Are Contractual Mediation Condition Precedent Provisions Enforceable?
It is important to understand the difference between a contractual provision requiring mediation or arbitration and one that makes mediation a condition precedent to arbitration or the filing of a lawsuit. Here is a typical arbitration clause:
Any controversy or claim arising out of or relating to this contract, or the breach thereof, shall be settled by arbitration administered by the American Arbitration Association under its Construction Industry Arbitration Rules, and judgment on the award rendered by the arbitrator(s) may be entered in any court having jurisdiction thereof.
And here is a typical clause making mediation a condition precedent to arbitration or litigation—that is, “an event … which must exist or occur before there is a right” to arbitrate or file a lawsuit:
If a dispute arises out of or relates to this contract, or the breach thereof, and if the dispute cannot be settled through negotiation, the parties agree first to try in good faith to settle the dispute by mediation administered by the American Arbitration Association under its Construction Industry Mediation Procedures before resorting to arbitration, litigation, or some other dispute resolution procedure.
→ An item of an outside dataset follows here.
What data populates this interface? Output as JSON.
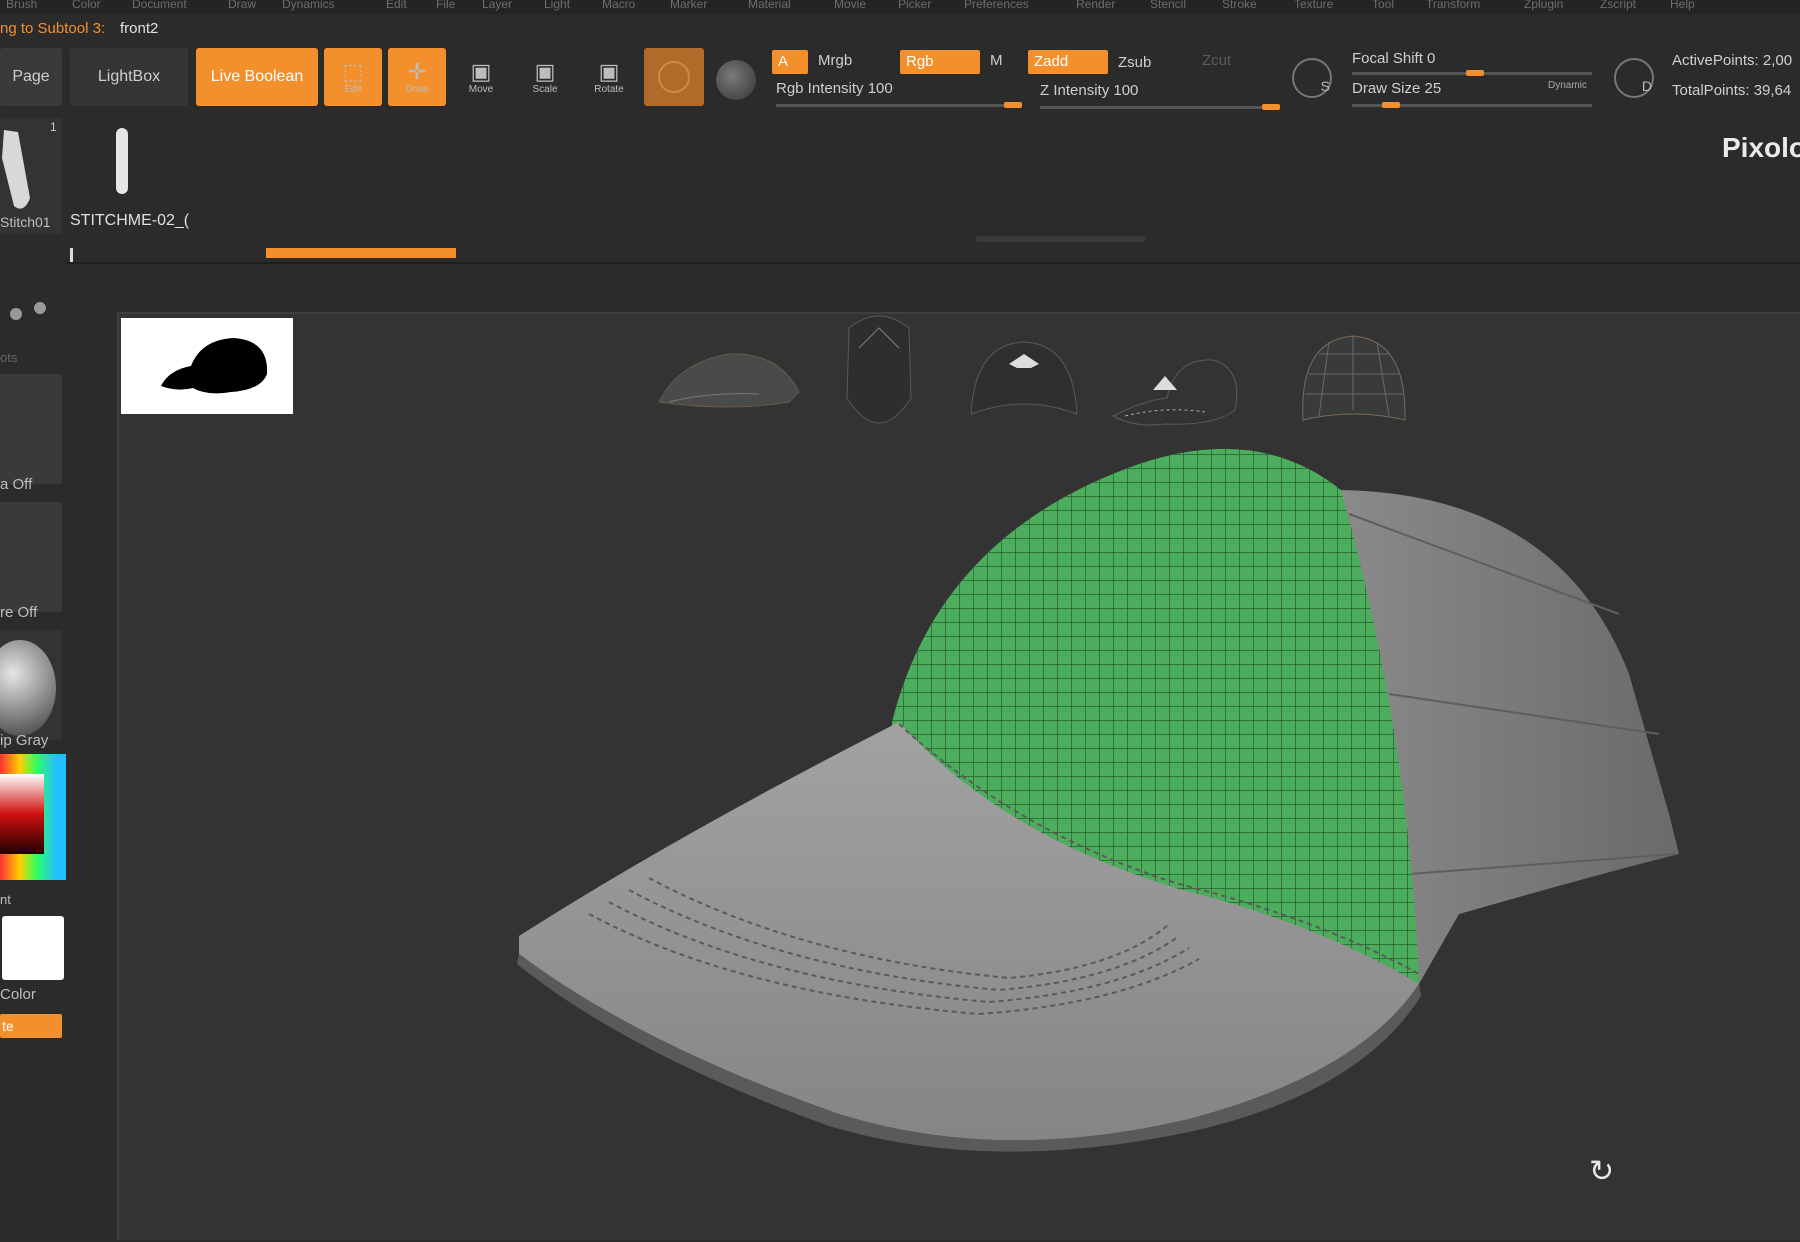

These provisions are not mutually exclusive, and a contract can contain both. But they have very different meanings and implications.
Perhaps most significantly, a party suing on a contract containing an arbitration provision may, in certain circumstances, file a complaint and then successfully move to stay the litigation and compel arbitration; a plaintiff might do this out of concern about the running of a statutory limitation period—for example, the eight-month period established by RCW 60.04.141 for filing a lien foreclosure action.
By contrast, under Washington law, a failure to satisfy a condition precedent typically requires dismissal of claims that hinge on the condition’s satisfaction. Application of this rule to a contractual mediation condition precedent could have serious consequences should the limitation period expire after a complaint is filed but before it is dismissed: The plaintiff could then be precluded from refiling the dismissed claims.
There is some authority outside Washington suggesting that, at least in certain circumstances, a court might have discretion to stay (rather than dismiss) a lawsuit notwithstanding the plaintiff’s failure to satisfy a mediation condition precedent. For example, in N-Tron Corp. v. Rockwell Automation, Inc., a 2010 federal case from Alabama, the court entered a stay in lieu of dismissal to allow mediation to occur, based on an “assess[ment] and balance[ing of] the nature and substantiality of the injustices claimed on either side.”
But this may well not be the rule in Washington. There is no Washington case deciding precisely this issue. But the courts here generally lack the power to rewrite unambiguous contract language, and there does not appear to be any Washington case supporting the existence of judicial discretion to disregard a material contractual condition precedent. Moreover, the recent decision by the Washington Court of Appeals in LSF Structures Ltd. v. Brix Condominium, LLC makes it clear that, outside the insurance context, a party moving for dismissal based on the failure of a condition precedent need not show prejudice.